Vittoria importante per il Bari che batte 2-0 il quotato Carpi. Prima vittoria per Stefano Colantuono alla guida del galletto dopo il tentativo, andato a male a causa dell’autorete di Fedele, contro lo Spezia. Il centrocampista svizzero, stavolta, è decisivo nel bene con il gol che, nei fatti, ha chiuso la gara.

Il tecnico romano deve fare a meno di Di Cesare e si rivede, in difesa con Moras, Tonucci. 4-3-3 con Brienza, De Luca e Maniero mentre a centrocampo Basha prende il posto di Fedele. Fabrizio Castori, invece, si affida un 4-1-4-1 con Mbaye a fungere da frangi-flutti davanti alla difesa mentre De Marchi viene preferito a Lasagna, nel ruolo di punta centrale. Primo tempo abbastanza noioso con un paio di occasioni da una parte e dall’altra: prima è Letizia che ci prova ma Micai è attento poi è Brienza a trovare pronto Colombi. La partita si scalda sul finire di tempo: prima è Maniero a farsi murare da Colombi poi è l’arbitro Sacchi a farla da protagonista non concedendo un fallo, abbastanza netto, su De Luca poi è Brienza (sempre su punizione) ad alzare troppo la mira.
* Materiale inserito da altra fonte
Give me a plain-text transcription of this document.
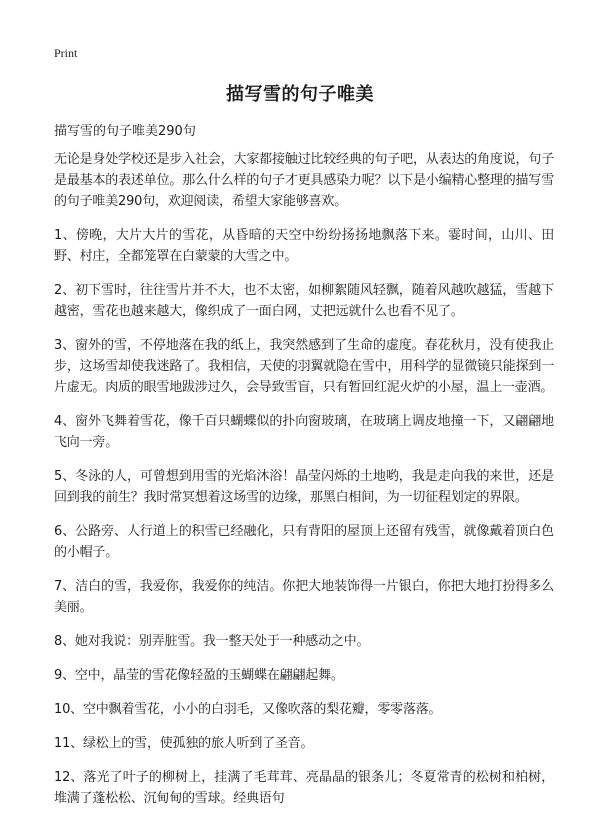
Print
描写雪的句子唯美

描写雪的句子唯美290句

无论是身处学校还是步入社会，大家都接触过比较经典的句子吧，从表达的角度说，句子是最基本的表述单位。那么什么样的句子才更具感染力呢？以下是小编精心整理的描写雪的句子唯美290句，欢迎阅读，希望大家能够喜欢。

1、傍晚，大片大片的雪花，从昏暗的天空中纷纷扬扬地飘落下来。霎时间，山川、田野、村庄，全都笼罩在白蒙蒙的大雪之中。

2、初下雪时，往往雪片并不大，也不太密，如柳絮随风轻飘，随着风越吹越猛，雪越下越密，雪花也越来越大，像织成了一面白网，丈把远就什么也看不见了。

3、窗外的雪，不停地落在我的纸上，我突然感到了生命的虚度。春花秋月，没有使我止步，这场雪却使我迷路了。我相信，天使的羽翼就隐在雪中，用科学的显微镜只能探到一片虚无。肉质的眼雪地跋涉过久，会导致雪盲，只有暂回红泥火炉的小屋，温上一壶酒。

4、窗外飞舞着雪花，像千百只蝴蝶似的扑向窗玻璃，在玻璃上调皮地撞一下，又翩翩地飞向一旁。

5、冬泳的人，可曾想到用雪的光焰沐浴！晶莹闪烁的土地哟，我是走向我的来世，还是回到我的前生？我时常冥想着这场雪的边缘，那黑白相间，为一切征程划定的界限。

6、公路旁、人行道上的积雪已经融化，只有背阳的屋顶上还留有残雪，就像戴着顶白色的小帽子。

7、洁白的雪，我爱你，我爱你的纯洁。你把大地装饰得一片银白，你把大地打扮得多么美丽。

8、她对我说：别弄脏雪。我一整天处于一种感动之中。

9、空中，晶莹的雪花像轻盈的玉蝴蝶在翩翩起舞。

10、空中飘着雪花，小小的白羽毛，又像吹落的梨花瓣，零零落落。

11、绿松上的雪，使孤独的旅人听到了圣音。

12、落光了叶子的柳树上，挂满了毛茸茸、亮晶晶的银条儿；冬夏常青的松树和柏树，堆满了蓬松松、沉甸甸的雪球。经典语句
La gara si chiude con molto nervosismo e la ripresa vede i biancorossi entrare in campo aggressivi: dopo un tentativo di De Marchi arriva il vantaggio del Bari con Mijien Basha che esplode, dai 20 metri, un siluro che si spegne nell’angolino basso alla sinistra di Colombi. Il Bari è rinfrancato, non si abbassa e cinque minuti più tardi trova il gol con Fedele: azione stupenda dei biancorossi partita dai piedi di Brienza che arma il cross di Sabelli, il terzino romano trova perfettamente l’inserimento di Fedele che fa 2-0; il centrocampista elvetico va ad esultare sotto la Curva Nord dopo che, in settimana, i Seguaci lo avevano sostenuto dopo l’autogol visto con lo Spezia. La gara, praticamente, si chiude qua con i pugliesi bravi a gestire il doppio vantaggio sino al 90esimo. Dopo cinque minuti di recupero, arriva il fischio finale dell’arbitro Sacchi di Macerata che decreta la vittoria del Bari.
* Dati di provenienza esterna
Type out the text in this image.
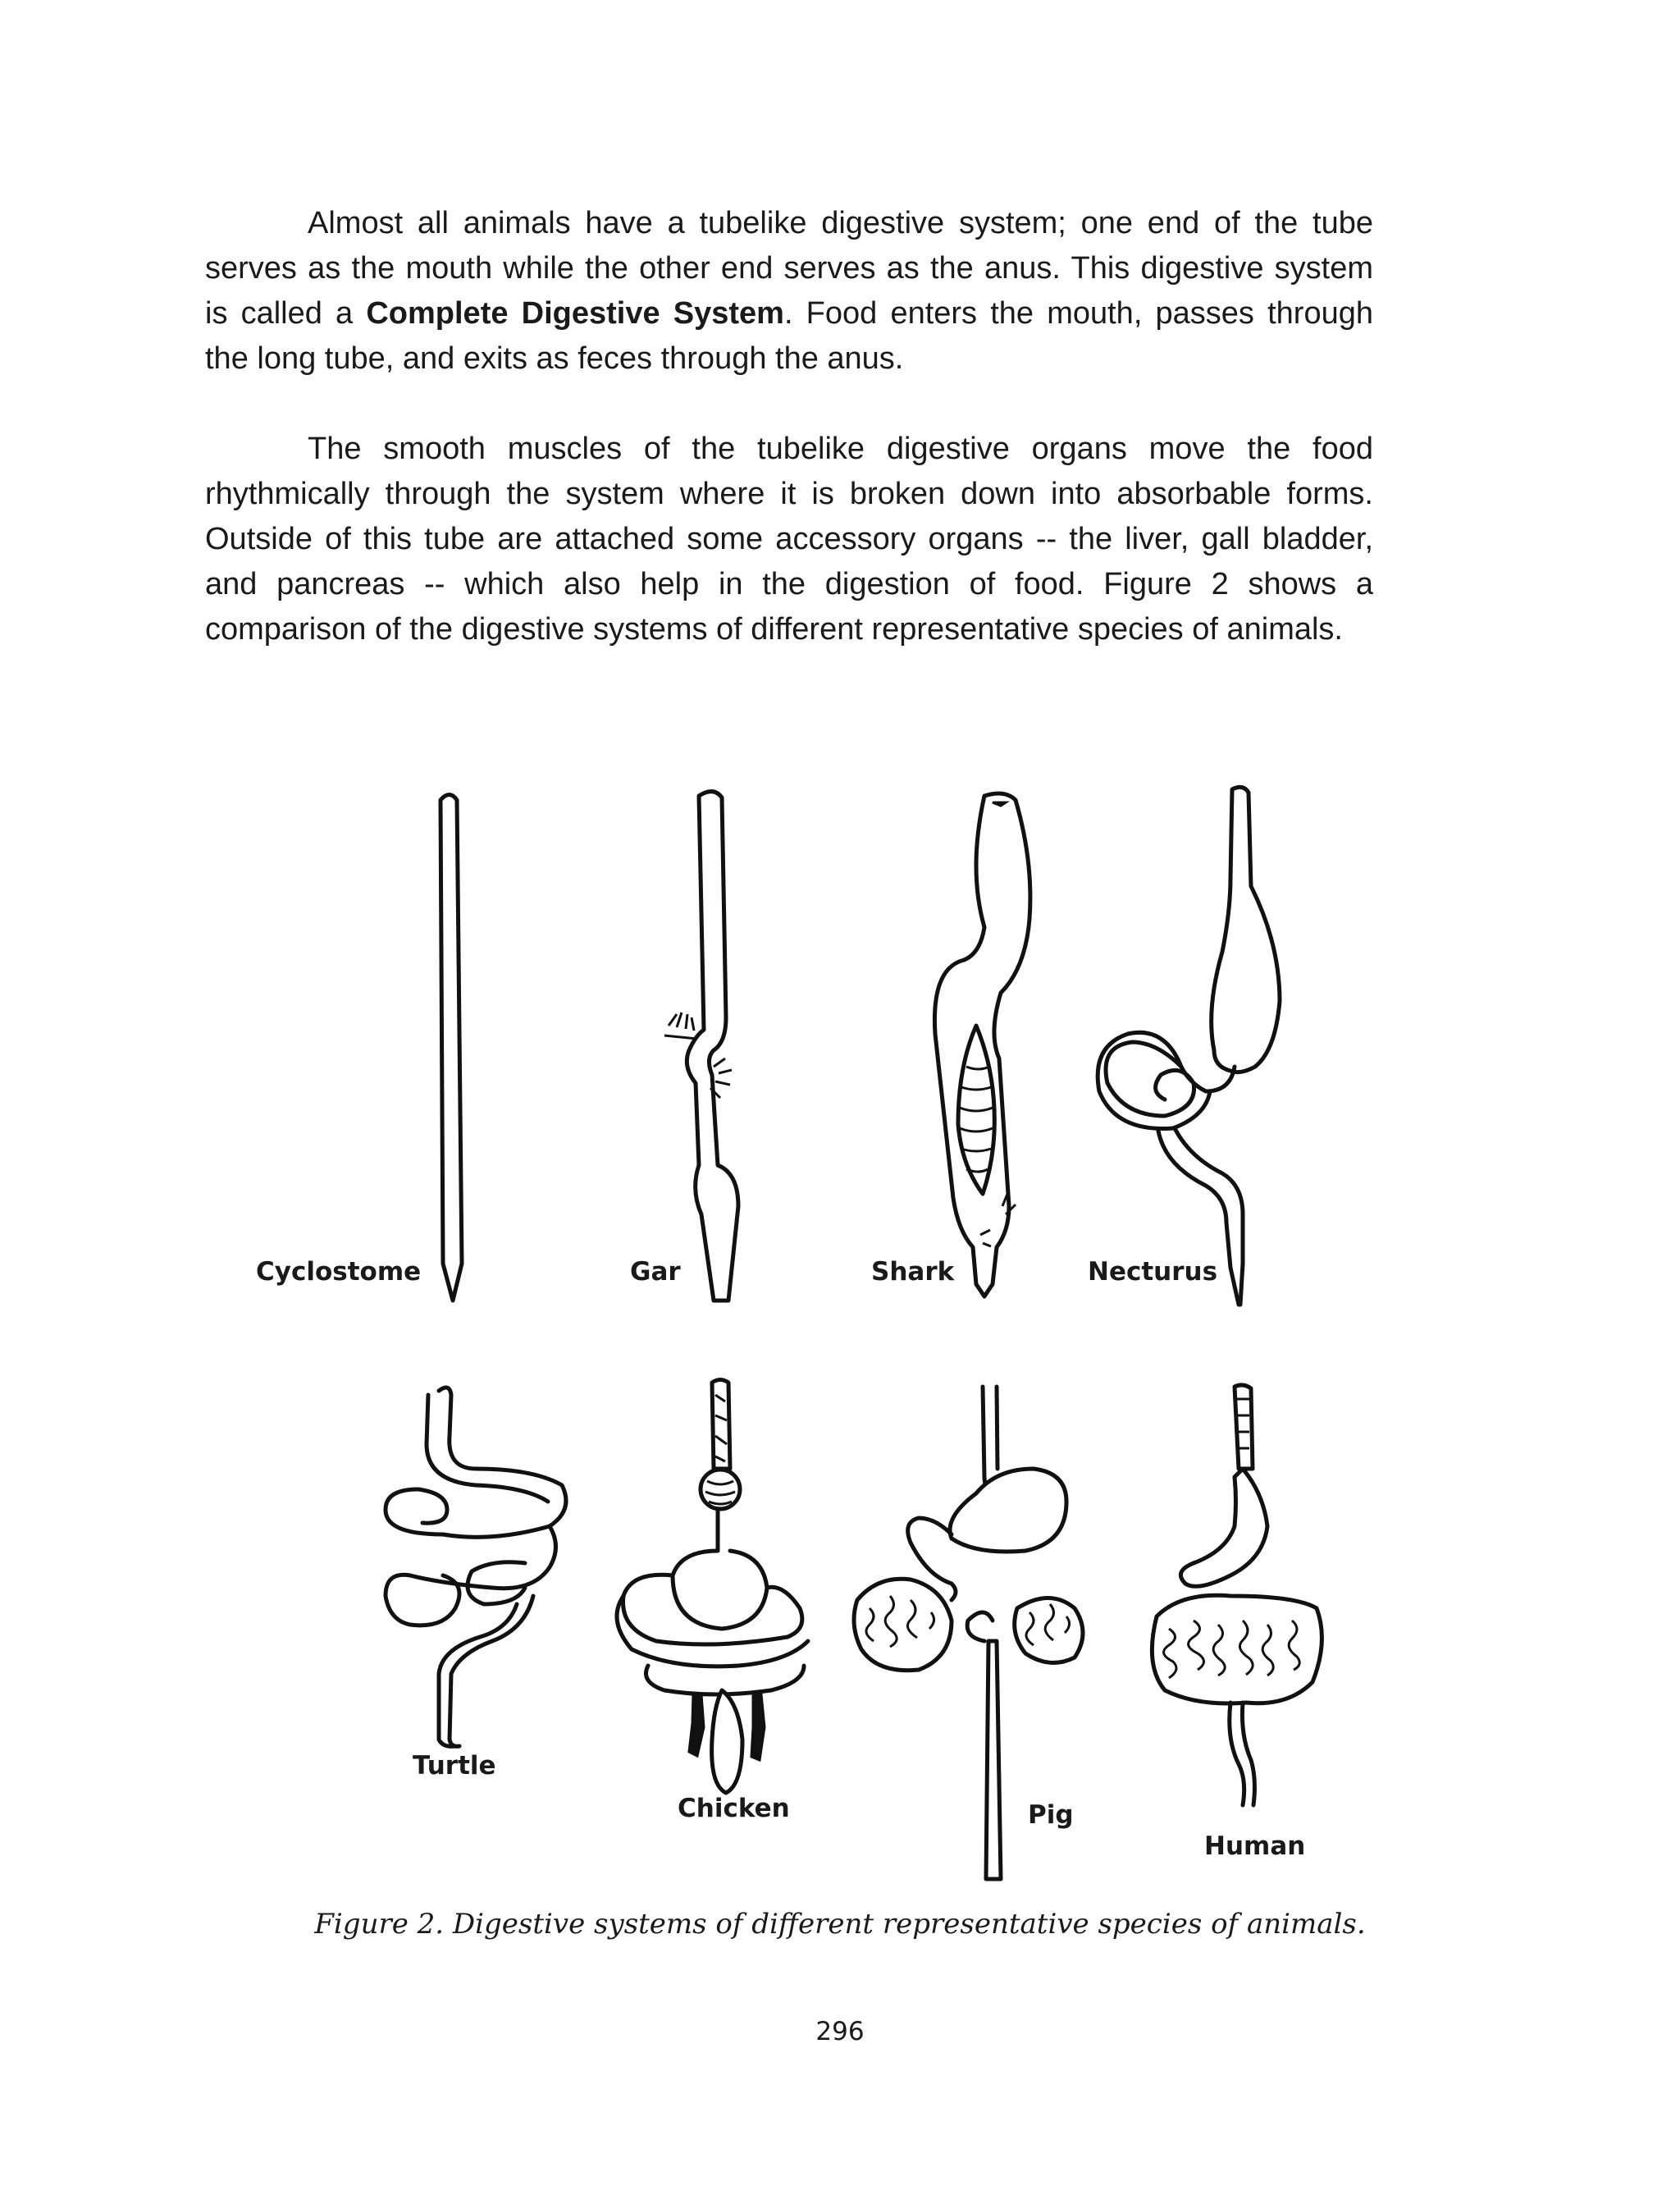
Almost all animals have a tubelike digestive system; one end of the tube serves as the mouth while the other end serves as the anus. This digestive system is called a Complete Digestive System. Food enters the mouth, passes through the long tube, and exits as feces through the anus.

The smooth muscles of the tubelike digestive organs move the food rhythmically through the system where it is broken down into absorbable forms. Outside of this tube are attached some accessory organs -- the liver, gall bladder, and pancreas -- which also help in the digestion of food. Figure 2 shows a comparison of the digestive systems of different representative species of animals.

Cyclostome	Gar	Shark	Necturus
Turtle
Chicken	Pig
Human
Figure 2. Digestive systems of different representative species of animals.
296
Prima vittoria per Stefano Colantuono alla guida del Bari che esce dal difficile duetto Spezia-Carpi con quattro punti in saccoccia che, sfortuna a parte, potevano essere anche sei. La vittoria odierna, come ribadito anche dallo stesso Colantuono, non può essere la medicina che risolve tutti i mali del galletto che hanno ancora da lavorare. Da segnalare, comunque, la prima vittoria stagionale contro un avversario più avanti in classifica e di blasone diverso come il Carpi. Una notizia positiva di oggi è il fatto che i due gol sono arrivati dai centrocampisti che hanno trovato il pertugio giusto. Tre punti che consentiranno di preparare bene la gara difficilissima che attende il Bari al “Bentegodi” contro un Verona ferito dai nove gol incassati in due giornate.

BARI: Micai, Sabelli, Moras, Tonucci, Cassani, Valiani, Romizi, Basha, De Luca, Brienza, Maniero.

CARPI: Colombi, Poli, Struna, Gagliolo, Romagnoli, Letizia, Di Gaudio, Mbaye, Bianco, Lollo, De Marchi.